Some people always have to have the upper hand. My father was one of those people. He would do whatever it took to gain an advantage over those he met. He would be proper, humble, a terror, or a fool if it would give him power and control over others. Fundamentally, he both disrespected and feared them at the same time. He was an expert at what he did and I was a rebellious teen who rejected his ways (by God’s grace).
Such recollections remind me of the scripture:
And in his teaching he said, “Beware of the scribes, who like to walk around in long robes and like greetings in the marketplaces and have the best seats in the synagogues and the places of honor at feasts, who devour widows’ houses and for a pretense make long prayers. They will receive the greater condemnation.” Mark 12:38-40 English Standard Version (ESV)
These prominent men displayed unwarranted pride and feigned humility as a cover for their real motive: greed. Further, we have:
But understand this: that in the last days there will come times of difficulty. For people will be lovers of self, lovers of money, proud, arrogant, abusive, disobedient to their parents, ungrateful, unholy, heartless, unappeasable, slanderous, without self-control, brutal, not loving good, treacherous, reckless, swollen with conceit, lovers of pleasure rather than lovers of God, having the appearance of godliness, but denying its power.
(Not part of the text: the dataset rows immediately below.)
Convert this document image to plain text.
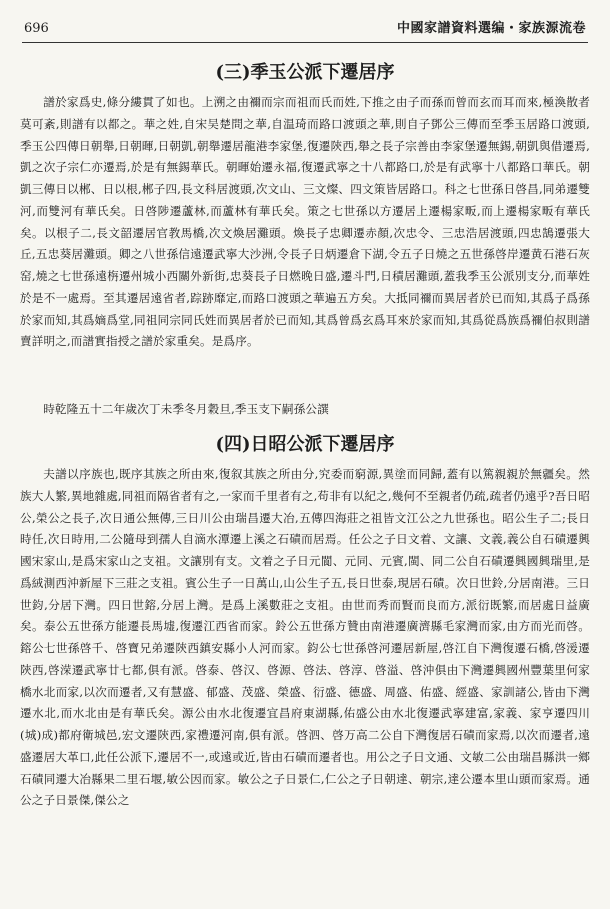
696	中國家譜資料選编・家族源流卷
(三)季玉公派下遷居序

譜於家爲史,條分縷貫了如也。上溯之由禰而宗而祖而氏而姓,下推之由子而孫而曾而玄而耳而來,極渙散者莫可紊,則譜有以都之。華之姓,自宋吴楚問之華,自温琦而路口渡頭之華,則自子鄧公三傳而至季玉居路口渡頭,季玉公四傳日朝舉,日朝暉,日朝凱,朝舉遷居龍港李家堡,復遷陝西,舉之長子宗善由李家堡遷無錫,朝凱與借遷焉,凱之次子宗仁亦遷焉,於是有無錫華氏。朝暉始遷永福,復遷武寧之十八都路口,於是有武寧十八都路口華氏。朝凱三傳日以郴、日以根,郴子四,長文科居渡頭,次文山、三文燦、四文策皆居路口。科之七世孫日啓昌,同弟遷雙河,而雙河有華氏矣。日啓陟遷蘆林,而蘆林有華氏矣。策之七世孫以方遷居上遷楊家畈,而上遷楊家畈有華氏矣。以根子二,長文韶遷居官教馬橋,次文煥居灘頭。煥長子忠卿遷赤顏,次忠令、三忠浩居渡頭,四忠鵠遷張大丘,五忠葵居灘頭。卿之八世孫信遠遷武寧大沙洲,令長子日炳遷倉下湖,令五子日燒之五世孫啓岸遷黄石港石灰窑,燒之七世孫遠栴遷州城小西關外新街,忠葵長子日燃晚日盛,遷斗門,日積居灘頭,蓋我季玉公派別支分,而華姓於是不一處焉。至其遷居遠省者,踪跡靡定,而路口渡頭之華遍五方矣。大抵同禰而異居者於已而知,其爲子爲孫於家而知,其爲嫡爲堂,同祖同宗同氏姓而異居者於已而知,其爲曾爲玄爲耳來於家而知,其爲從爲族爲禰伯叔則譜賣詳明之,而譜實指授之譜於家重矣。是爲序。

時乾隆五十二年歲次丁未季冬月穀旦,季玉支下嗣孫公譔

(四)日昭公派下遷居序

夫譜以序族也,既序其族之所由來,復叙其族之所由分,究委而窮源,異塗而同歸,蓋有以篤親親於無疆矣。然族大人繁,異地雜處,同祖而隔省者有之,一家而千里者有之,苟非有以紀之,幾何不至親者仍疏,疏者仍遠乎?吾日昭公,榮公之長子,次日通公無傳,三日川公由瑞昌遷大冶,五傳四海莊之祖皆文江公之九世孫也。昭公生子二;長日時任,次日時用,二公隨母到孺人自滴水潭遷上溪之石磧而居焉。任公之子日文着、文讓、文義,義公自石磧遷興國宋家山,是爲宋家山之支祖。文讓別有支。文着之子日元閬、元同、元賓,閩、同二公自石磧遷興國興瑞里,是爲絨測西沖新屋下三莊之支祖。賓公生子一日萬山,山公生子五,長日世泰,現居石磧。次日世鈴,分居南港。三日世鈞,分居下灣。四日世鎔,分居上灣。是爲上溪數莊之支祖。由世而秀而賢而良而方,派衍既繁,而居處日益廣矣。泰公五世孫方能遷長馬墟,復遷江西省而家。鈴公五世孫方贊由南港遷廣濟縣毛家灣而家,由方而光而啓。鎔公七世孫啓千、啓寶兄弟遷陝西鎮安縣小人河而家。鈞公七世孫啓河遷居新屋,啓江自下灣復遷石橋,啓湲遷陝西,啓溁遷武寧廿七都,俱有派。啓泰、啓汉、啓源、啓法、啓淳、啓溢、啓沖俱由下灣遷興國州豐葉里何家橋水北而家,以次而遷者,又有慧盛、郁盛、茂盛、榮盛、衍盛、德盛、周盛、佑盛、經盛、家訓諸公,皆由下灣遷水北,而水北由是有華氏矣。源公由水北復遷宜昌府東湖縣,佑盛公由水北復遷武寧建富,家義、家亨遷四川(城)成)都府衛城邑,宏文遷陝西,家禮遷河南,俱有派。啓泗、啓万高二公自下灣復居石磧而家焉,以次而遷者,遠盛遷居大革口,此任公派下,遷居不一,或遠或近,皆由石磧而遷者也。用公之子日文通、文敏二公由瑞昌縣洪一鄉石磧同遷大冶縣果二里石堰,敏公因而家。敏公之子日景仁,仁公之子日朝達、朝宗,達公遷本里山頭而家焉。通公之子日景傑,傑公之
Avoid such people. 2 Timothy 3:1-5 (ESV)
My father was such a one. He said he took communion because he was merely hungry:
But they will not get very far, for their folly will be plain to all… 2 Timothy 3:9 (ESV)
It saddens me, even today, that he did not repent while he had the chance. But such things should not characterize our behavior:
But let none of you suffer as a murderer or a thief or an evildoer or as a meddler. 1 Peter 4:15 (ESV)
In a note to this verse, the New American Standard translation renders meddler literally as: one who oversees others’ affairs. NAS adds troublesome to modify the noun in case we would misinterpret it. It’s the attitude, so prevalent today, of: “I know better than you,” put into action.
This should not be our way. Instead:
Do not love the world or the things in the world. If anyone loves the world, the love of the Father is not in him. For all that is in the world—the desires of the flesh and the desires of the eyes and pride of life—is not from the Father but is from the world. And the world is passing away along with its desires, but whoever does the will of God abides forever. 1 John 2:15-17 (ESV)
Even further:
When he had washed their feet and put on his outer garments and resumed his place, he said to them, “Do you understand what I have done to you? You call me Teacher and Lord, and you are right, for so I am. If I then, your Lord and Teacher, have washed your feet, you also ought to wash one another’s feet. For I have given you an example, that you also should do just as I have done to you. Truly, truly, I say to you, a servant is not greater than his master, nor is a messenger greater than the one who sent him. If you know these things, blessed are you if you do them. John 13:12-17 (ESV) [emphasis added]
I’ve always heard the Lord Jesus’s statement in John 13:8:
“If I do not wash you, you have no share with me,”
as a rebuke to Peter’s:
“You shall never wash my feet.”
But what if it were a plea?
Listening to good doctrine (as important as we think that is) is not enough to soften our hard hearts toward others. Or as one of our poets wrote: “I need love…to melt the frozen sea inside me.”
‘I Need Love’ by Sam Phillips – performed by Sixpence None the Richer (with lyrics)
But, exhibiting genuine humility in all circumstances that proceeds from a changed, crushed, and submissive heart may just be our duty.